Все время, какое оставалось у меня после военных советов и моих собственных занятий, мы проводили вместе. Мы бродили рука в руке по балконам, что лианой опоясывали Дворец десяти тысяч окон сверху донизу. На балконах были разбиты клумбы и садики, по их извилистым коридорам летали птицы. Птиц вообще было множество — всяких, в клетках и без; сидя на ветках деревьев или на плетях кустов, они пели нам свои песни. Я узнал, что птицы и растения на балконах — тоже идея короля Ригеноса.

Тогда он еще не опасался элдренов и мог думать о другом.

Медленно, но верно приближался день, когда обновленный флот поднимет паруса и направится к далеким берегам Мернадина. Раньше я торопил время, с нетерпением ожидая схватки с элдренами, однако теперь меня обуревали совершенно противоположные чувства. Я не хотел расставаться с Иолиндой, любимой и такой желанной.

С немалым облегчением я узнал, что, хотя на поведение людей в обществе с каждым годом налагалось все больше малоприятных и зачастую ненужных ограничений, для незамужней женщины вовсе не считалось зазорным делить постель с возлюбленным, если только он был ей ровней по своему социальному положению. И в самом деле, разве Бессмертный, за которого меня принимали, не пара принцессе? Тем не менее наши с Иолиндой отношения сильно меня беспокоили. В них присутствовало то, что начисто опрокидывало всякие домыслы насчет «вольности нравов» или, как любят выражаться старые сплетники, «распущенности». Я имею в виду понятие, бытовавшее среди людей двадцатого столетия. Интересно, знают ли те, кто читает мои записи, что означает это словосочетание? Существует мнение, будто, когда перестают соблюдаться придуманные человеком законы и моральные предписания, особенно — в отношениях между полами, начинается всеобщая вакханалия. И мало кому приходило в голову, что люди в общем и целом довольно разборчивы в своих привязанностях и влюбляются по-настоящему лишь раз или два на протяжении всей жизни. А потом существует много других причин, по которым влюбленные, даже убедившись в искренности чувств друг друга, не могут насладиться телесной близостью.

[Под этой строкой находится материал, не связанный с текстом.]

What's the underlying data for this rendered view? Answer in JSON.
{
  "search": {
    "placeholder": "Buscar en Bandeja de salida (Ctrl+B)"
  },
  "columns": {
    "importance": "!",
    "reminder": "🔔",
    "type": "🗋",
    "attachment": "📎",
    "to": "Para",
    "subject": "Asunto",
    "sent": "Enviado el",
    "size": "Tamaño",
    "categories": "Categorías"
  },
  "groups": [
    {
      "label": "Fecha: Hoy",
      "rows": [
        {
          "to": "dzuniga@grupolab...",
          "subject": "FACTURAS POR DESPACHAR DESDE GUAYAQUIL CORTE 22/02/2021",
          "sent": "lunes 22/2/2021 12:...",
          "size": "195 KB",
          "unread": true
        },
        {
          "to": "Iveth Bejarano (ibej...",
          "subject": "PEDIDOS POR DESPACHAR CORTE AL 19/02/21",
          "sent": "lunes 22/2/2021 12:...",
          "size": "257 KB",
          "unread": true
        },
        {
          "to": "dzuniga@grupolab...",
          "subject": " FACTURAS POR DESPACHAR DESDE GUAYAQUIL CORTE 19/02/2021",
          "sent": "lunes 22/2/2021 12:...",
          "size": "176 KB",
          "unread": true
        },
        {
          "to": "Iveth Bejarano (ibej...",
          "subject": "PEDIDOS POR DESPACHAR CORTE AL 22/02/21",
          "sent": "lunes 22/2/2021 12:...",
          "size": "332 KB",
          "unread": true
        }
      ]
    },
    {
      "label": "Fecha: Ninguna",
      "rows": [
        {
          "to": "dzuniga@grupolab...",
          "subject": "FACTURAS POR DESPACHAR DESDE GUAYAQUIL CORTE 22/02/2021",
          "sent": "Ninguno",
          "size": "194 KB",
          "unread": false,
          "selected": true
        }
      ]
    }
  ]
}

Я колебался, ибо, как уже говорил, мне хотелось лишь заменять Иолинде отца; она проявляла нерешительность потому, что искала доказательств того, что может полностью «доверять» мне. Джон Дейкер назвал бы сложившуюся ситуацию невротической. Быть может, она такой и была; но, с другой стороны, посудите сами, как еще вести себя девушке, чей ухажер совсем недавно материализовался из воздуха у нее на глазах?

Однако хватит. Добавлю только, что, любя и будучи любимы, спали мы раздельно и в разговорах старались не касаться этой темы, хотя я порой с трудом сдерживал себя.

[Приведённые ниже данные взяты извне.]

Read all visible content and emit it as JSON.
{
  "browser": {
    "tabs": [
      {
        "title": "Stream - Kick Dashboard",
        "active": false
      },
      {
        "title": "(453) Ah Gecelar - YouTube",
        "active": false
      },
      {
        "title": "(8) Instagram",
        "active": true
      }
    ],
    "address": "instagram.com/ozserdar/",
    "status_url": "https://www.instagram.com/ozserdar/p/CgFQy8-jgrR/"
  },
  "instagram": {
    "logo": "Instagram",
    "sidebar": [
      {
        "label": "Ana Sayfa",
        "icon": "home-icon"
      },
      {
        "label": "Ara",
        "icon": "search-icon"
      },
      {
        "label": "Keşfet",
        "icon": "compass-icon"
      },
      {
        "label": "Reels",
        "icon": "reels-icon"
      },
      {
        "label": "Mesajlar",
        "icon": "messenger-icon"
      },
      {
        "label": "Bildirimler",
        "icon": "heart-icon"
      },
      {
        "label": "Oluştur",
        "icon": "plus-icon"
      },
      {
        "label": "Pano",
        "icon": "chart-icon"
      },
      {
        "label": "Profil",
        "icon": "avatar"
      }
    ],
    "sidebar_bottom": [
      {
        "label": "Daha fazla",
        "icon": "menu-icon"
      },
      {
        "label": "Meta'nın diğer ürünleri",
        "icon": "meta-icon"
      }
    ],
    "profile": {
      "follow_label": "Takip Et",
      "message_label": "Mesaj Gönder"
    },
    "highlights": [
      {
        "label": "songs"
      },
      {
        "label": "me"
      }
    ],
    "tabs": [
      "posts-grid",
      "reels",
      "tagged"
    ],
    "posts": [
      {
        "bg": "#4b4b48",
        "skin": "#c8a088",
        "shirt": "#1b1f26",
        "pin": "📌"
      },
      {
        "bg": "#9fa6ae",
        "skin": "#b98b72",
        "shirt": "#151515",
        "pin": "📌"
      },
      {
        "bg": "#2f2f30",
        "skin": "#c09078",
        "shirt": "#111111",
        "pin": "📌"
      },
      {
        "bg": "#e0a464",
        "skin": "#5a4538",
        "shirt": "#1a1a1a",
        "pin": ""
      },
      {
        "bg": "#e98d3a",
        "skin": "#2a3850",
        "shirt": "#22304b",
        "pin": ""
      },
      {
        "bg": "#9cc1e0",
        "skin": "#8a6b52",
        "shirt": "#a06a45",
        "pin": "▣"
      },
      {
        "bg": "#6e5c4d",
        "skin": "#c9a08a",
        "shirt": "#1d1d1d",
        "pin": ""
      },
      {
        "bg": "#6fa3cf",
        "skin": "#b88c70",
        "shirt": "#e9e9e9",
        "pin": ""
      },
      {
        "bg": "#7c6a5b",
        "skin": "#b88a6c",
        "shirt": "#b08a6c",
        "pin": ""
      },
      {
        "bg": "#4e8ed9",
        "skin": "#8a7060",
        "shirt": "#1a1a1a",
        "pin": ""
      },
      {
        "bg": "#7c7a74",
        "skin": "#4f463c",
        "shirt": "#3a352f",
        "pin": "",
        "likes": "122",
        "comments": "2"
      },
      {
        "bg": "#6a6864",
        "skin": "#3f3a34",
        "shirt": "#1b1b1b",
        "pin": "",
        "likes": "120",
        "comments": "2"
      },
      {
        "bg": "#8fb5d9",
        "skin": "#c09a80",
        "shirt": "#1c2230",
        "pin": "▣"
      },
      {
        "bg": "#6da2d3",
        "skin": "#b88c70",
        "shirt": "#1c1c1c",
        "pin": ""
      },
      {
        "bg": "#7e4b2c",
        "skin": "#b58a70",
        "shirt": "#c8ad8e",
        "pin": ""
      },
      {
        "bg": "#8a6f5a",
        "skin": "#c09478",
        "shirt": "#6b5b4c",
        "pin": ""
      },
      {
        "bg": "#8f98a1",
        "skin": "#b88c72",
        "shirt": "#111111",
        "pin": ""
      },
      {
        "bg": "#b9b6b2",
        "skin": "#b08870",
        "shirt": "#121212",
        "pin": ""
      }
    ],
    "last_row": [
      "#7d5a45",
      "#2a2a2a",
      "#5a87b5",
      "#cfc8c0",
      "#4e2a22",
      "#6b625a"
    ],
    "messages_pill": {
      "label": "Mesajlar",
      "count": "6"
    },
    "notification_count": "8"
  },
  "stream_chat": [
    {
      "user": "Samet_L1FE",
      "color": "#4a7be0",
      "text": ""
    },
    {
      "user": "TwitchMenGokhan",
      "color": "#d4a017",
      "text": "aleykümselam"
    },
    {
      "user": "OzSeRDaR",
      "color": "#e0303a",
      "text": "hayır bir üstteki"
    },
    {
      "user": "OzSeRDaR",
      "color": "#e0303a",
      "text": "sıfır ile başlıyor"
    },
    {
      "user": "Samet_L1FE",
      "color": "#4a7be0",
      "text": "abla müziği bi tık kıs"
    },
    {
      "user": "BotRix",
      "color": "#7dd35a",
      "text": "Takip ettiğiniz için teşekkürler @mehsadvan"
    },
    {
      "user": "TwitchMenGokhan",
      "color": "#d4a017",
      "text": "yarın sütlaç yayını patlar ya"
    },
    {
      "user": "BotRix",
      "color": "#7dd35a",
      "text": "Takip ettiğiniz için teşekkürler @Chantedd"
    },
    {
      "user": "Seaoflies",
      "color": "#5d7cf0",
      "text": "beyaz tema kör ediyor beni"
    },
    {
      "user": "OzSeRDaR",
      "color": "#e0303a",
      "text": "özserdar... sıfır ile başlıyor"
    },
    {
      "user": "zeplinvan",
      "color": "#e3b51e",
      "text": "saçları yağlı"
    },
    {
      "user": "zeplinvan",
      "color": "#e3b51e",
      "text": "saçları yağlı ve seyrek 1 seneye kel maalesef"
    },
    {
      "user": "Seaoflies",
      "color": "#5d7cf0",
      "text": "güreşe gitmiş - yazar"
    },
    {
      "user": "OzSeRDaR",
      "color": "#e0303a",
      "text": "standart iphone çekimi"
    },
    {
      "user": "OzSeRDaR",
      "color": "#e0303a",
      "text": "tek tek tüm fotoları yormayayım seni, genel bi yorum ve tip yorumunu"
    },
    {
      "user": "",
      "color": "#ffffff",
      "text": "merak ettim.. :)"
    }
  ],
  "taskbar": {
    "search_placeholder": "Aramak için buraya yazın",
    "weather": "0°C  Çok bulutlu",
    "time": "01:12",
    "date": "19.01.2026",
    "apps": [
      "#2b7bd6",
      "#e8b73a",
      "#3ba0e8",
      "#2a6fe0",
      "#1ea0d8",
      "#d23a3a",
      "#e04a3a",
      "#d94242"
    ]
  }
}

А затем случилось нечто неожиданное — вожделение стало ослабевать. Моя любовь к Иолинде осталась прежней — пожалуй, даже возросла; а вот желание физической близости отошло куда-то на задний план, что было вовсе на меня непохоже — вернее сказать, непохоже на Джона Дейкера.

Между тем приближался день отплытия. Я ощущал необходимость открыться Иолинде в своих чувствах. Однажды вечером, когда мы прогуливались по балконам, я остановился, погладил Иолинду по волосам, нежно провел рукой по ее шее и мягко повернул девушку лицом к себе.

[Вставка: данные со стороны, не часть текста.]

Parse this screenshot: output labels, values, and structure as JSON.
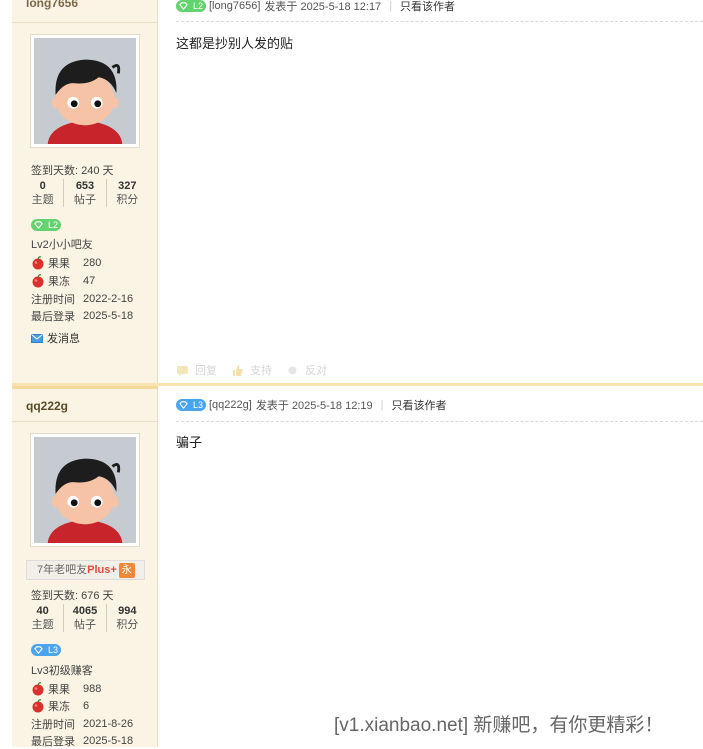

Она с улыбкой поглядела на меня; ее алые губки чуть разошлись. Я нагнулся к ней, и наши уста слились в поцелуе. Сердце мое бешено заколотилось. Я прижал девушку к себе, ощущая сквозь ткань одежды, как вздымается и опадает ее грудь. Не отрывая взгляда от личика Иолинды, я взял ее руку и приложил к своей щеке. Мои пальцы перебирали ее волосы. Мы снова поцеловались; ее дыхание было сладким и ароматным. Она вложила свою ручку мне в ладонь и открыла глаза. Я увидел, что она счастлива — счастлива на самом деле. Мы оторвались друг от друга.

Ее дыхание было уже не таким прерывистым. Она проговорила что-то, но я замкнул ей уста еще одним поцелуем. Ее взгляд выражал радость и нежность.

— Когда я вернусь, — произнес я тихо, — мы поженимся.

Она сначала как будто не поняла, но потом осознала, что я сказал, осознала значение моих слов. Я пытался убедить ее, что она может доверять мне. Иного способа проделать это я придумать не сумел. И виной тому, быть может, неуклюжесть мышления Джона Дейкера.

Иолинда кивнула и сняла с пальца чудесной работы золотое кольцо, украшенное жемчугом и розовых тонов самоцветами. Она надела его мне на мизинец.

— Залог моей любви, — промолвила она, — и знак моего согласия. А еще талисман, который, я надеюсь, принесет тебе удачу в битвах. Когда тебя будут искушать и зачаровывать элдренские красотки, он напомнит тебе обо мне.

Последнюю фразу она произнесла с улыбкой.

— Какое, однако, полезное колечко, — хмыкнул я.

— Вот такое, — отозвалась она.

— Благодарю.

— Я люблю тебя, Эрекозе, — сказала Иолинда просто.

— Я люблю тебя, Иолинда, — ответил я и, помолчав немного, прибавил:

— Но в нежные воздыхатели я, увы, не гожусь. Мне нечего подарить тебе, и оттого я чувствую себя не в своей тарелке.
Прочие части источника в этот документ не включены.